Growing up in my part of the Canadian Prairies there weren’t any Hutterite colonies in the area. There were some further away. Therefore I was aware of Hutterites but didn’t know that much about them. For those of you who are not familiar with Hutterites, they are a communal people, living on hundreds of scattered colonies throughout the Canadian Prairies and the upper Great Plains of the United States. On average, fifteen families live and work on the typical Hutterite colony, where they farm, raise livestock and produce manufactured goods for sustenance. To learn more about Hutterites check out this website.
Through my current agricultural work I had a recent encounter with a wonderful young Hutterite woman. Many colonies on the Prairies farm and therefore they are customers of my work. This past summer myself and a few coworkers reached out to a colony, who are customers of ours, requesting a tour of their colony. They agreed. So on a hot summer day in July we ventured out to the colony and received a warm welcome and an informative tour.

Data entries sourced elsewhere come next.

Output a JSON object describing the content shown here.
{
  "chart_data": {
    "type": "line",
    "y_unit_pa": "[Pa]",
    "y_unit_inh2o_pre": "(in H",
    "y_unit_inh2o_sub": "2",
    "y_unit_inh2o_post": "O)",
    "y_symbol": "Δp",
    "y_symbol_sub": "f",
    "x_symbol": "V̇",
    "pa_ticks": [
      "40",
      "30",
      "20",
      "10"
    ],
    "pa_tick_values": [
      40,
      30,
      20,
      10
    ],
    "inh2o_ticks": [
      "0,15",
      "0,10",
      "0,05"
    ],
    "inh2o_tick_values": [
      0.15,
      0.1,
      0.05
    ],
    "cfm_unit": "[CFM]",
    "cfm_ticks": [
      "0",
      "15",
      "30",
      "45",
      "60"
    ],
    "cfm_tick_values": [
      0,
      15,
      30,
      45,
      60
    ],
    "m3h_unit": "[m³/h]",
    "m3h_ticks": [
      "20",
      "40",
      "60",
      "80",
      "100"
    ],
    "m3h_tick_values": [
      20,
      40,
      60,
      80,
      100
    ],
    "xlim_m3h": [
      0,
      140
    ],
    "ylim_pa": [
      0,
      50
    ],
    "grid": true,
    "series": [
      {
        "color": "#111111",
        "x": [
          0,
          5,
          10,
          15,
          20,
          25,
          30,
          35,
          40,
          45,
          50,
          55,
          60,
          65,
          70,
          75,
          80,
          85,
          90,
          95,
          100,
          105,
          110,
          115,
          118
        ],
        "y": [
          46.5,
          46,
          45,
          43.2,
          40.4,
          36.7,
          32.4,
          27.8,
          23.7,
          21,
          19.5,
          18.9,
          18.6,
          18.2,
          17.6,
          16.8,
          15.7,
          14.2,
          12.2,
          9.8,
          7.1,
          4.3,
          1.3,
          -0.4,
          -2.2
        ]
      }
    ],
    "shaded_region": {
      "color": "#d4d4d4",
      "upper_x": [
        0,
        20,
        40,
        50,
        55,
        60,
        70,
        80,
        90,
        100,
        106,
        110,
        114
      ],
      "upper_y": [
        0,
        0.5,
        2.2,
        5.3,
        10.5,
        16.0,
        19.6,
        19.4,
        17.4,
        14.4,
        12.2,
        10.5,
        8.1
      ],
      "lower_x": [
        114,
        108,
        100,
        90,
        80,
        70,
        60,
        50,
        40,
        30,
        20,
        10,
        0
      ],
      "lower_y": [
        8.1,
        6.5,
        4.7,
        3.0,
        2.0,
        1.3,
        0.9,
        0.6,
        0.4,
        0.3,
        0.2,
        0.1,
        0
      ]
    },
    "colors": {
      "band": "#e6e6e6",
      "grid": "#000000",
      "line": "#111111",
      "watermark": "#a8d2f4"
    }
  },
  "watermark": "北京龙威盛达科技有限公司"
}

The farm boss and his daughter were our hosts. At the end of the tour we were invited into their modest colony home. The daughter proceeded to show myself and my female coworkers photos of her fiancé. She excitedly exclaimed that she was engaged to a young man from another colony and getting married in the fall. I distinctly recall her sticking the photo in my face and exclaiming, “Isn’t he handsome?!” It made me smile. She then went on to say that she was sewing all three of her wedding dresses, as well as matching vests for her fiancé. That’s right ladies – THREE wedding dresses. Apparently Hutterites have three days of wedding celebrations and the woman is required to have a different dress for all three days. On the final day – the day of the wedding – the woman is required to wear a blue dress – not white. This was all very interesting to me.
After the tour, we decided to send the farm boss and his daughter a thank you for hosting us on their colony. We gave the daughter a gift certificate to Fabricland so she could buy more fabric for her wedding dresses. Apparently a few times a year the colony women are driven into the big city (only the older men on the colony have a driver’s license) to visit Fabricland to buy the fabric for their clothing.
A few months later, we received a pleasant surprise. The young lady visited us in our big city office and gave us a thank you wedding photo. The small photo shows a happy couple and says: “Thank you for the thoughtful gift.” It was addressed to us, each by name, and signed by the couple. It made me smile.
And I couldn’t help but think that this is a great example of how you turn customers into friends. I’ll remember this young lady and maybe, hopefully, visit her someday on her new colony.
Very interesting post. I remember going to visit the Hutterite colonies in our area on school field trips. It was quite memorable.
Visiting the colony was a great experience. Thanks for commenting!